The Farmington Armada incident got a lot of local press at the time, but it took 65 years before there was in-depth research into the northwest New Mexico phenomenon.
David Marler said his presentation Saturday for the New Mexico Chapter of the Mutual UFO Network is the first public lecture about a detailed investigation of the incident.
Marler went in search of witnesses but discovered most of them are no longer living. However, he found a few, including 73-year-old Virgil Jerry Riggs.
Riggs lives in Wyoming now and made the trip to Rio Rancho to be a part of Marler's presentation. He said it means a lot to him that the researcher is preserving the history of what happened in 1950.
"I'm sure there are skeptics out there. I'm sorry about the skeptics. All I can tell you is what I saw, what I observed," Riggs said.
He was 8 years old and a student at Aztec Elementary School in 1950. Riggs said he went outside for recess and thought there were stars in the sky, but middle and high school students pointed out the objects way up above.
"All these square-looking formations in the sky. They were made up of dots, and the dots would shift from one formation to another," he said. "The first day there were a few, the second day there were too many to count and the third day, there were maybe 30 or 40 of them left."
Riggs said they were high in the sky and people had to look hard to see them. He said one of the teachers cried, but that the children were not afraid as the objects in the sky did not present any threat.
"I was really disappointed when they went away. A bunch of kids (thought), 'Now what do we have to do? Go play on the slide?'" he said.
Marler is not new to UFO research. He said people should be skeptical about the subject. However, he said taking time to look at the data and documentation from the 1950s show there is something there.
Marler said the official government explanation was that a high-altitude naval research balloon exploded, and people saw floating pieces of plastic in the sky. But he said that simply just doesn't match up with what happened.

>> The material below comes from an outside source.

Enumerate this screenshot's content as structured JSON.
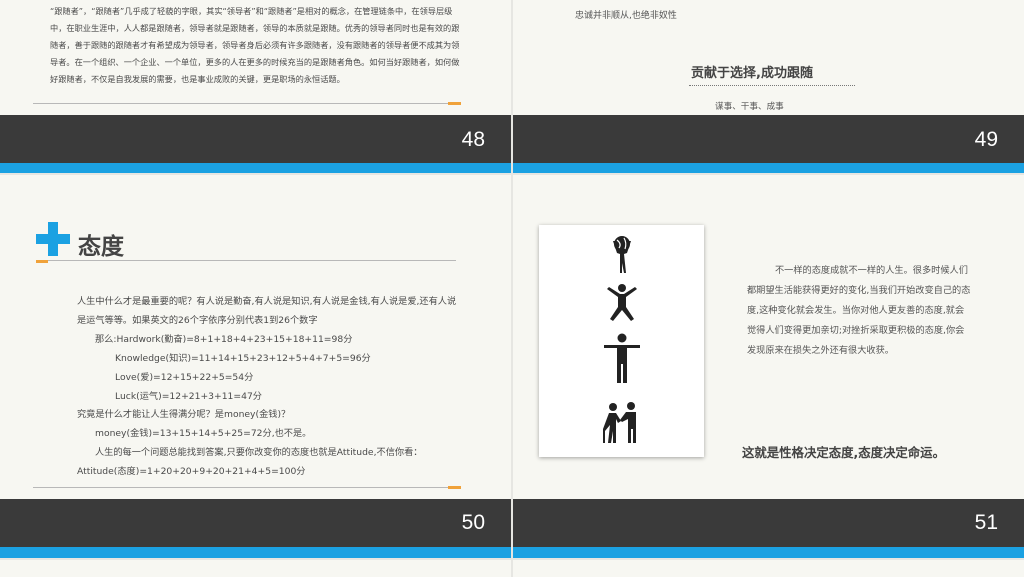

"They make it sound in their explanation like this incident only happened over one day in Farmington, when the balloon supposedly ruptured, but the two previous days we had numerous witnesses to hundreds of objects being seen, not only in Farmington, but in Tucumcari, Las Vegas, New Mexico, Albuquerque," Marler said. "Eyewitnesses at Kirland Air Force Base in the government's own documents talk about this. I could appreciate or accept the balloon theory if it was only one day, but how does it explain two to three different days worth of sightings?"
Riggs is a retired commercial pilot who served in Vietnam and was a free fall parachutist. In all his time in the sky, he said he never saw unusual objects like he observed over Farmington when he was a child.
He said a man walked up to him and several friends on the playground during one of the three days of sightings and told them to never forget.
"You take a good hard look at it and you remember it, because you may not ever see anything like this in your life again," Riggs said. "And he was right."